One of the strange things to keep in mind about const generics is that each Solver<i> is a different type with potentially a different size.. This is one reason I would avoid overusing const generics unless they're absolutely necessary -- I believe their primary motivation was to support strongly typed arrays. I tend to think of it like this: for each type in your code, the compiler needs to know what size that type is and allocate space for it. Thus, since each Solver<i> is potentially a different size, you'll need a different code path for each potential size you're working with. Dynamically sized heap-allocated types like Vec get around this by manually allocating memory on the heap using unsafe.

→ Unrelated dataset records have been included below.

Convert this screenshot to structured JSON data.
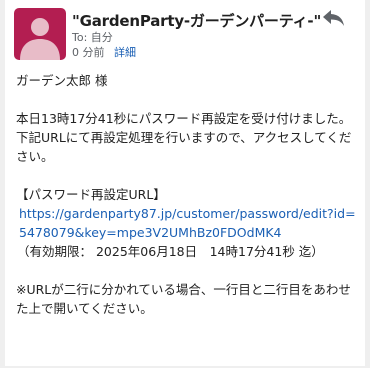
{
  "header": {
    "sender_name": "\"GardenParty-ガーデンパーティ-\"",
    "to_label": "To:",
    "to_value": "自分",
    "time": "0 分前",
    "details_link": "詳細",
    "avatar_color": "#b31e51"
  },
  "body": {
    "greeting": "ガーデン太郎 様",
    "paragraph1": "本日13時17分41秒にパスワード再設定を受け付けました。下記URLにて再設定処理を行いますので、アクセスしてください。",
    "section_title": "【パスワード再設定URL】",
    "reset_url": "https://gardenparty87.jp/customer/password/edit?id=5478079&key=mpe3V2UMhBz0FDOdMK4",
    "validity": "（有効期限： 2025年06月18日　14時17分41秒 迄）",
    "note": "※URLが二行に分かれている場合、一行目と二行目をあわせた上で開いてください。"
  },
  "icons": {
    "avatar": "person-icon",
    "reply": "reply-arrow-icon"
  },
  "colors": {
    "link": "#1a5fb4",
    "text": "#222222",
    "meta": "#5f6368"
  }
}
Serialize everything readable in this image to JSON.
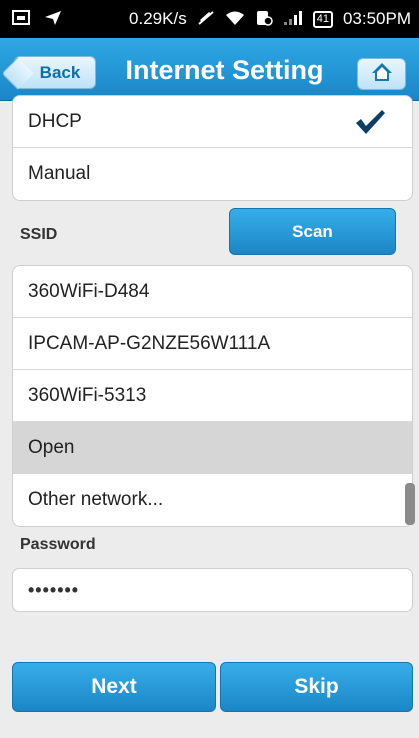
{
  "status_bar": {
    "speed": "0.29K/s",
    "battery": "41",
    "time": "03:50PM",
    "icons": [
      "screenshot-icon",
      "location-icon",
      "mute-icon",
      "wifi-icon",
      "sim-off-icon",
      "signal-icon",
      "battery-icon"
    ]
  },
  "header": {
    "back_label": "Back",
    "title": "Internet Setting",
    "home_icon": "home-icon",
    "color": "#1f95d6"
  },
  "mode_options": [
    {
      "label": "DHCP",
      "checked": true
    },
    {
      "label": "Manual",
      "checked": false
    }
  ],
  "ssid": {
    "label": "SSID",
    "scan_label": "Scan",
    "networks": [
      {
        "name": "360WiFi-D484"
      },
      {
        "name": "IPCAM-AP-G2NZE56W111A"
      },
      {
        "name": "360WiFi-5313"
      },
      {
        "name": "Open",
        "selected": true
      },
      {
        "name": "Other network..."
      }
    ]
  },
  "password": {
    "label": "Password",
    "value": "•••••••"
  },
  "buttons": {
    "next": "Next",
    "skip": "Skip"
  }
}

In essence your pseudo-code is "for each iteration of the loop, store a different type in the variable t". The only way I can think of to accomplish this, for a reasonably small n, is by using an enum:

#[derive(Debug)]
enum SolverEnum /* sorry, for lack of a better name */ {
    Solver0(Solver<0>),
    Solver1(Solver<1>),
    Solver2(Solver<2>),
    Solver3(Solver<3>),
    // ...
}

impl SolverEnum {
    fn new(i: usize) -> Self {
        match i {
            0 => SolverEnum::Solver0(Solver::new()),
            1 => SolverEnum::Solver1(Solver::new()),
            2 => SolverEnum::Solver2(Solver::new()),
            3 => SolverEnum::Solver3(Solver::new()),
            _ => unimplemented!("SolverEnum of size {}", i)
        }
    }
}

fn main() {
    for i in (0..3) {
         let t  = SolverEnum::new(i);
         println!("{:?}", t);
    }
}

That seems fairly cumbersome, and your SolverEnum ends up being as big is the biggest variant you've defined. You could eliminate the latter disadvantage by defining an object-safe trait and returning that instead:

trait SolverTrait: std::fmt::Debug {}

impl<const N: usize> SolverTrait for Solver<N> {}

fn new_solver(i: usize) -> Box<dyn SolverTrait> {
    match i {
        0 => Box::new(Solver::<0>::new()),
        1 => Box::new(Solver::<1>::new()),
        2 => Box::new(Solver::<2>::new()),
        3 => Box::new(Solver::<3>::new()),
        _ => unimplemented!("Solver of size {}", i)
    }
}

It seems it's probably easier to just define a second DynSolver type which uses a Vec rather than an array internally, if you can use the heap.

2 Likes

I actually didn't really want to use const generics. The reason was needed because, there is a method in Solver like this
fn solve(&self, prob: Problem<N>) -> Answer
Here N is usize which should be same as Solver. This rule can be upholded at compile time. But, at the cost of lack of dynamic resolution. Otherwise I have to maually check it and return Option<Answer>.
For my case, seq-macro is actually what I need.